Sa plume agile se fit connaître à l'occasion de la querelle des Bouffons : Grimm prit le parti de la musique italienne dans un opuscule intitulé : Le Petit Prophète de Boehmischbroda (1753) et connut ainsi un grand succès. Mme d'Épinay rapporte que Voltaire s'écria : « De quoi s'avise ce Bohémien-là ? d'avoir plus d'esprit qu'on en a à Paris ? »

La chance de sa vie fut moins de supplanter Rousseau (qui s'en vengea dans les Confessions) auprès de Mme d'Épinay que de succéder en 1753 à l'abbé de Raynal (1713-1796) comme éditeur de la Correspondance littéraire, cahiers privés destinés dans un premier temps uniquement à la maison de Saxe-Gotha, puis distribués à plus d'un prince européen, y compris la tsarine Catherine, qui invita Grimm deux fois à Saint-Pétersbourg et le nomma colonel de son armée. Devenu de la sorte, comme l'a dit Sainte-Beuve, « secrétaire perpétuel de l'esprit français auprès des puissances européennes », Grimm renseignait tous les quinze jours ces personnalités sur les lettres et le théâtre, et en particulier, à cause de son amitié ancienne avec Diderot, sur l'Encyclopédie ; sa philosophie (athéisme et morale « naturelle ») est celle de Diderot, tandis que Voltaire et son déisme sont jugés tièdes.

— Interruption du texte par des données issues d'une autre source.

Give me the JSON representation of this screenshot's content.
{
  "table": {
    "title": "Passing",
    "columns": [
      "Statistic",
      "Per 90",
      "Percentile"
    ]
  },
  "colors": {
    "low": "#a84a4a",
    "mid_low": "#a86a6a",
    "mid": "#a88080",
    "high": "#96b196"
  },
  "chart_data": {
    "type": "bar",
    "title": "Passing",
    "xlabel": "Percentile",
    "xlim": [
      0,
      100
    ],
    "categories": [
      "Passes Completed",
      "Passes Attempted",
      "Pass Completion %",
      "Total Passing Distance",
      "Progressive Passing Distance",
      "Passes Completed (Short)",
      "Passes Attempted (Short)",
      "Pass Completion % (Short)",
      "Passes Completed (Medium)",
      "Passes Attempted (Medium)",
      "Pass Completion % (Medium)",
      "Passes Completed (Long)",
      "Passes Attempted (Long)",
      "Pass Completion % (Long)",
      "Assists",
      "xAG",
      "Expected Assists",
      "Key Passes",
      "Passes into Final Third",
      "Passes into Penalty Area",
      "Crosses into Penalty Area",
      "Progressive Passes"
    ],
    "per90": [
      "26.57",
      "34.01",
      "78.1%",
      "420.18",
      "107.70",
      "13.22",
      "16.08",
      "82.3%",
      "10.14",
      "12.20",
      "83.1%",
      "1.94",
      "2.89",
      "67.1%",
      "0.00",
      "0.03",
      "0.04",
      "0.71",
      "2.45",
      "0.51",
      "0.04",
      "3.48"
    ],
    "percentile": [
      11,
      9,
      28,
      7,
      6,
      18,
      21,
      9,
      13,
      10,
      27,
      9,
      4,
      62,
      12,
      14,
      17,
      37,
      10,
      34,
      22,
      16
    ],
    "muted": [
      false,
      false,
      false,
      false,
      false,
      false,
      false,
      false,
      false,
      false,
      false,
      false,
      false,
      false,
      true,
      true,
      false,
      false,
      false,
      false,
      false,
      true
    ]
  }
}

Pour ce qui concerne le théâtre, Grimm ne voit de salut que dans le drame bourgeois de son ami Diderot, dont il publie volontiers les œuvres.

Outre les informations, qui s'étendaient aux littératures étrangères (l'allemande comprise), aux sciences naturelles, à l'économie, à la médecine, à la technique (Montgolfier), les éminents lecteurs [...]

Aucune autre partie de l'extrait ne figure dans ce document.